Au niveau le plus large, nous pouvons considérer l’intelligence comme la capacité d’atteindre une série d’objectifs dans différents environnements. Les systèmes plus intelligents sont ceux qui peuvent atteindre un plus large éventail d’objectifs dans un plus large éventail d’environnements.
En tant que tel, la meilleure façon de suivre les progrès dans la conception de systèmes d’IA à usage général est d’évaluer leurs performances sur diverses tâches. Les chercheurs en apprentissage automatique ont développé une série de critères pour y parvenir.

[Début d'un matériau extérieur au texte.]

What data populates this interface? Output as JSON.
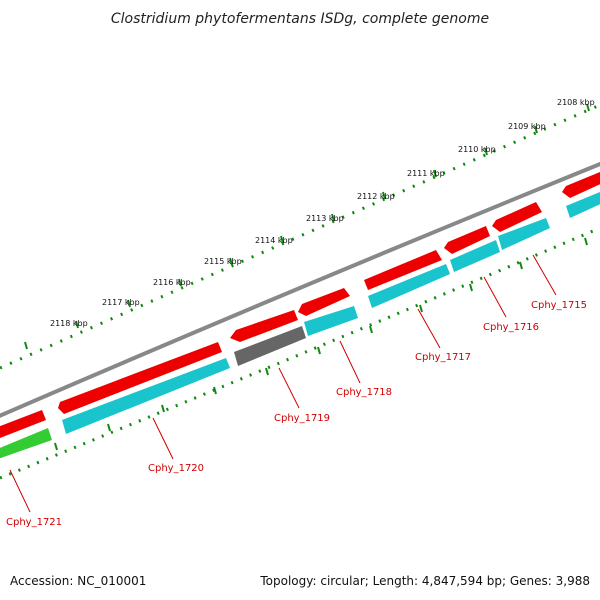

Par exemple, GPT-4 a été capable de répondre correctement à 86 % des questions de compréhension linguistique multitâche massive, une référence mesurant les performances aux tests à choix multiples dans une gamme de matières académiques de niveau universitaire.
Il a également obtenu des résultats favorables dans AgentBench, un outil qui peut mesurer la capacité d’un grand modèle de langage à se comporter comme un agent, par exemple en naviguant sur le Web, en achetant des produits en ligne et en participant à des jeux.
Le test de Turing est-il toujours d’actualité ?
Le test de Turing est une mesure d’imitation, c’est-à-dire de la capacité de l’IA à simuler le comportement humain. Les grands modèles de langage sont des imitateurs experts, ce qui se reflète désormais dans leur capacité à réussir le test de Turing. Mais l’intelligence n’est pas la même chose que l’imitation.
Il existe autant de types d’intelligence que d’objectifs à atteindre. La meilleure façon de comprendre l’intelligence de l’IA est de suivre ses progrès dans le développement d’une série de capacités importantes.
Dans le même temps, il est important de ne pas continuer à « changer les objectifs » lorsqu’il s’agit de savoir si l’IA est intelligente. Étant donné que les capacités de l’IA s’améliorent rapidement, les critiques de l’idée de l’intelligence artificielle découvrent constamment de nouvelles tâches que les systèmes d’IA peuvent avoir du mal à accomplir, pour ensuite découvrir qu’ils ont franchi un nouvel obstacle.
Dans ce contexte, la question pertinente n’est pas de savoir si les systèmes d’IA sont intelligents, mais plus précisément de quels « types » d’intelligence ils peuvent disposer.